The file `channstat.prof` contains the mean channel flow statistics.
This file is printed at the end of each run and it contains the mean flow statistics averaged
in the homogeneous spatial directions and in time (statistics are progressively updated in time at each restart if idiski=2, or collected from scratch if idisk=1).

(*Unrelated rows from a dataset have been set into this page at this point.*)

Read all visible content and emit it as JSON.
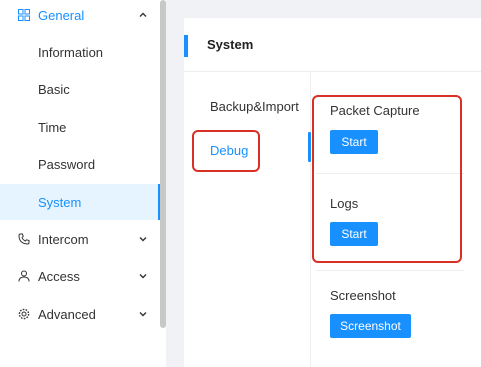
{
  "sidebar": {
    "general": {
      "label": "General"
    },
    "items": [
      {
        "label": "Information"
      },
      {
        "label": "Basic"
      },
      {
        "label": "Time"
      },
      {
        "label": "Password"
      },
      {
        "label": "System"
      }
    ],
    "intercom": {
      "label": "Intercom"
    },
    "access": {
      "label": "Access"
    },
    "advanced": {
      "label": "Advanced"
    }
  },
  "panel": {
    "title": "System",
    "tabs": [
      {
        "label": "Backup&Import"
      },
      {
        "label": "Debug"
      }
    ],
    "packet_capture": {
      "label": "Packet Capture",
      "button": "Start"
    },
    "logs": {
      "label": "Logs",
      "button": "Start"
    },
    "screenshot": {
      "label": "Screenshot",
      "button": "Screenshot"
    }
  },
  "colors": {
    "accent": "#1890ff",
    "highlight": "#d93025"
  }
}
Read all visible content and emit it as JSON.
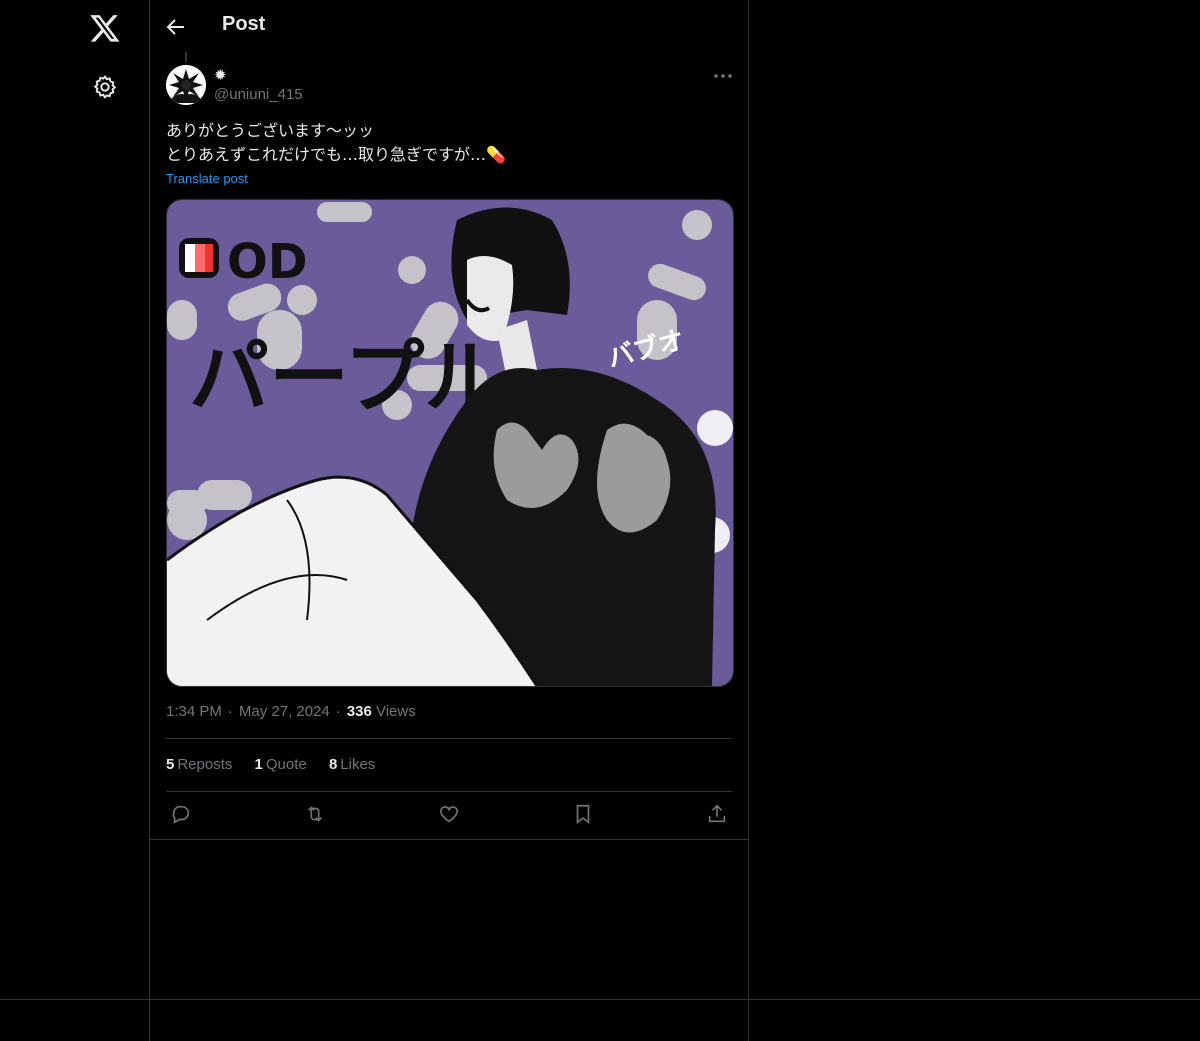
{
  "header": {
    "title": "Post"
  },
  "nav": {
    "logo_icon": "x-logo-icon",
    "settings_icon": "gear-icon"
  },
  "post": {
    "author": {
      "display_name": "✹",
      "handle": "@uniuni_415"
    },
    "text_line1": "ありがとうございます〜ッッ",
    "text_line2": "とりあえずこれだけでも…取り急ぎですが…💊",
    "translate_label": "Translate post",
    "image_texts": {
      "od": "OD",
      "title": "パープル",
      "side": "バブオ"
    },
    "time": "1:34 PM",
    "date": "May 27, 2024",
    "views_count": "336",
    "views_label": "Views",
    "stats": {
      "reposts_count": "5",
      "reposts_label": "Reposts",
      "quotes_count": "1",
      "quotes_label": "Quote",
      "likes_count": "8",
      "likes_label": "Likes"
    }
  },
  "colors": {
    "accent": "#1d9bf0",
    "muted": "#71767b",
    "text": "#e7e9ea",
    "border": "#2f3336",
    "image_bg": "#6b5b9a"
  }
}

The file `channstat.prof` contains 15 columns:
- is the wall-normal coordinate, normalized with the channel half width
- the wall-normal coordinate in viscous units
- the wall-normal coordinate transformed according to Trettel & Larsson in viscous units
- the mean streamwise velocity averaged according to Favre, normalized with the bulk flow velocity
- the mean streamwise velocity averaged according to Favre, normalized with the friction velocity
- the mean streamwise velocity transformed according to van Driest, normalized with the friction velocity
- the mean streamwise velocity transformed according to Trettel & Larsson in viscous units
- the mean density profile, normalized with the mean wall density
- the Favre streamwise Reynolds stress, normalized with the wall-shear stress
- the Favre wall-normal Reynolds stress, normalized with the wall-shear stress
- the Favre spanwise Reynolds stress, normalized with the wall-shear stress
- the Favre shear Reynolds stress, normalized with the wall-shear stress
- the mean temperature profile, normalized with the wall temperature
- the density fluctuations normalized with the mean wall density
- The temperature fluctuations, normalized with the wall temperature
When running boundary layer cases (iflow
=1 or 2) the residuals file (output_streams.dat) contains three columns:
- number of cycles,
- elapsed time,
- streamwise momentum residual,
The files cf_xxx.dat are ASCII files and the number xxx refers to the Cartesian streamwise MPI block to which the file belong. These files is printed at the end of each run. Statistics are progressively updated in time at each restart if idiski=2, or collected from scratch if idisk=1. The file contains 13 columns:
- streamwise coordinate normalized with the inlet boundary layer thickness
- skin-friction coefficient
- friction Reynolds number
- Compressible shape factor
- Incompressible shape factor
- boundary layer thickness, normalized with the inlet boundary layer thickness
- Compressible displacement thickness
- Compressible momentum thickness
- friction velocity
- Reynolds number based on the incompressible momentum thickness
- Incompressible friction coefficient, according to van Driest II transofrmation
- Reynolds number based on the compressible momentum thickness
- Mean pressure rms at the wall normalized with the wall-shear stress
The files stat_nnn.dat are ASCII containing the mean boundary layer statistics. The files are printed at the end of each run. Statistics are progressively updated in time at each restart if idiski=2, or collected from scratch if idisk=1. The number nnn indicates the global mesh index in the streamwise direction at which statistics are printed. The files contains 10 columns:
- , wall-normal coordinate, normalized with the local boundary layer thickness
- wall-normal coordinate, normalized with the viscous lenght scale
- the Favre averaged streamwise velocity, normalized with the friction velocity
- the streamwise velocity transformed according to van Driest
- the density scaled streamwise velocity rms
- the density scaled wall-normal velocity rms, in viscous units
- the density scaled spanwise velocity rms, in viscous units
- the density scaled Reynolds shear stress, in viscous units
- the square root of the mean density, normalized with the wall density
- The pressure rms, normalized with the wall-shear stress.